BY OLIVIA SIELAFF
More than 200 people, including philosophers, theologians, musicians and artists from around the world, gathered at this year’s philosophy conference at Franciscan University of Steubenville to discuss the power of beauty.
The 2014 annual conference on Christian philosophy, titled “The Power of Beauty” was held Oct. 24-25. This year’s conference boasted the highest attendance since its conception in 1999 by Franciscan’s master’s program in philosophy.
“We had a very positive reaction from the participants. They repeatedly said that the papers presented were of a high quality,” said John Crosby, director of the master’s program and a professor of philosophy. Acquaintances and friendships were made, and the conference was a great success in terms of interaction among the participants, he said.
The event featured 65 papers on the topic of beauty. The papers were written and presented by professors, musicians, artists and students from various universities in the country and others from Italy, Austria, Canada, the Philippines, Spain and Chile. Franciscan students, faculty and alumni presented papers too.
The Dietrich von Hildebrand Legacy Project, the co-sponsor of this year’s event, suggested the focus on aesthetics.
Crosby noted that there had never been a conference at Franciscan devoted to the topic of beauty before.
“It’s an important but neglected topic,” he said.
Joseph Danaher, the conference coordinator and assistant to Crosby, said people often talk about what’s true and good, but forget beauty.
“So it’s wonderful that this conference was able to focus on something that’s so important in everyone’s life – and that’s beauty,” he said.
In addition to the topic, Danaher and Crosby said that the collaboration of the Hildebrand Project and the master’s program in philosophy helped make the event successful.
The co-sponsored project shared the resources, expenses and volunteers of the two organizations.
Crosby and his son, John Henry Crosby, founder and director of the Hildebrand Project, orchestrated the event to make it possible, Danaher said.
Also, there were at least a dozen students and faculty who were involved in coordinating, planning and marketing the event.
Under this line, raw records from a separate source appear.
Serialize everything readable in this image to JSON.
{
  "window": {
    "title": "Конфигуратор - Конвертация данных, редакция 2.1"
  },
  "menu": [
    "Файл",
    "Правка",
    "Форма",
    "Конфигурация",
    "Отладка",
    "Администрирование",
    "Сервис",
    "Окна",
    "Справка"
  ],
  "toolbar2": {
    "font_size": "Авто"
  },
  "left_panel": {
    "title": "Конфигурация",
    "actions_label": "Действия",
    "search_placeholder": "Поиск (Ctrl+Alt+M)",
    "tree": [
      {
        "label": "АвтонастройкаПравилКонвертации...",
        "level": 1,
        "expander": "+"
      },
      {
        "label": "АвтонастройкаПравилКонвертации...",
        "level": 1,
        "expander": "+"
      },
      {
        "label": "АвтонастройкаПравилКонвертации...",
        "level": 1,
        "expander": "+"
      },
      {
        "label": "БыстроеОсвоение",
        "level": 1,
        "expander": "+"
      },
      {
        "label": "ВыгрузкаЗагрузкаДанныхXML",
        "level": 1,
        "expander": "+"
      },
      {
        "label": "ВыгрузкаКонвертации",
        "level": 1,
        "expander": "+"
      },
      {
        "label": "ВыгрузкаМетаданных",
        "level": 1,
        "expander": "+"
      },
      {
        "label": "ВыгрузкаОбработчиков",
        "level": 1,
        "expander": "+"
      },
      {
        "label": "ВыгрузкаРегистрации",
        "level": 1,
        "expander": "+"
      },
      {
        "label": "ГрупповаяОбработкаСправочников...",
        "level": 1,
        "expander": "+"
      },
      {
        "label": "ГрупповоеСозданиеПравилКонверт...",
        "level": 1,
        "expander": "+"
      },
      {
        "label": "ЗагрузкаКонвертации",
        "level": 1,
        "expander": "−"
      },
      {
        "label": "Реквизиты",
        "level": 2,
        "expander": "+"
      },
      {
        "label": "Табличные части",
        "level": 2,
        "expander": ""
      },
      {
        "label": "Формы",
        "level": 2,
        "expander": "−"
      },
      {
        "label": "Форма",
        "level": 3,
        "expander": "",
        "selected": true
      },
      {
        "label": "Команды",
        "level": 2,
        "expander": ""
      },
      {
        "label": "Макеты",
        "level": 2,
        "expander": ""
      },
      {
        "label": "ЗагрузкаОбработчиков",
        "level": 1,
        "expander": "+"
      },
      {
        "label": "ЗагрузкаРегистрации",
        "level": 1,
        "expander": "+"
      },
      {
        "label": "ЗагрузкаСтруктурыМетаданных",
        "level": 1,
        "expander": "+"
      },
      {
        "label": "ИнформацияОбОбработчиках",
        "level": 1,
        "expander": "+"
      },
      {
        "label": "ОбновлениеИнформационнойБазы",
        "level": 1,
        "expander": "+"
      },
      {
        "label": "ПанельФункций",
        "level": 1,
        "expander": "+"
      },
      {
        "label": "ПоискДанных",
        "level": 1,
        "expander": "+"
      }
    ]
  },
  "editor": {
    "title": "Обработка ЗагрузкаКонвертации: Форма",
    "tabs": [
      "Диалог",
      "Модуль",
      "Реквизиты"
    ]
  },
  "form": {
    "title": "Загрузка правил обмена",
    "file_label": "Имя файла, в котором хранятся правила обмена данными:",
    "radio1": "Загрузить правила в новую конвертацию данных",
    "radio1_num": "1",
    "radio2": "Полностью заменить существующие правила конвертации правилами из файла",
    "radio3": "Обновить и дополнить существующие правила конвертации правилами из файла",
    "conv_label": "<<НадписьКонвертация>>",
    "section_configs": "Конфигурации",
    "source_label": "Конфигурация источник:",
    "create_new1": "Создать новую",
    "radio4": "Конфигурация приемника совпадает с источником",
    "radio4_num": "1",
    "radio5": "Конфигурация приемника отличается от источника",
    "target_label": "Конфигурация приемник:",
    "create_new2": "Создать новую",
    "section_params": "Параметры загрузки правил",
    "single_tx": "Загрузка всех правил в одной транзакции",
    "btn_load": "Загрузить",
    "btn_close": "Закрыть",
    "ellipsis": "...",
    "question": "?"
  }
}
Selected faculty and philosophy graduate students moderated the sessions, as well.
“That was a great help to us,” Danaher said.
They were also able to bring in a well-known philosopher of aesthetics, Roger Scruton, for the keynote address followed by an open discussion.
Danaher said, “(The conference) helped get Franciscan University and the Hildebrand Project’s name out there as important centers for philosophical development.”
This is precisely the goal of each year’s conference. Crosby said it is not only to engage students and faculty but also to promote further philosophical discussion between ourselves and those outside the university.
As for next year’s conference topic, Crosby said, “We’ll put our ear to the ground for what issues are of interest.”
Video recordings of the conference’s presentations will be on Franciscan University’s and the Hildebrand Project’s websites in the near future. Also, Crosby said the best of the papers presented at the conference will be published within a year in “Questiones Disputatae,” the scholarly journal of Franciscan’s philosophy department.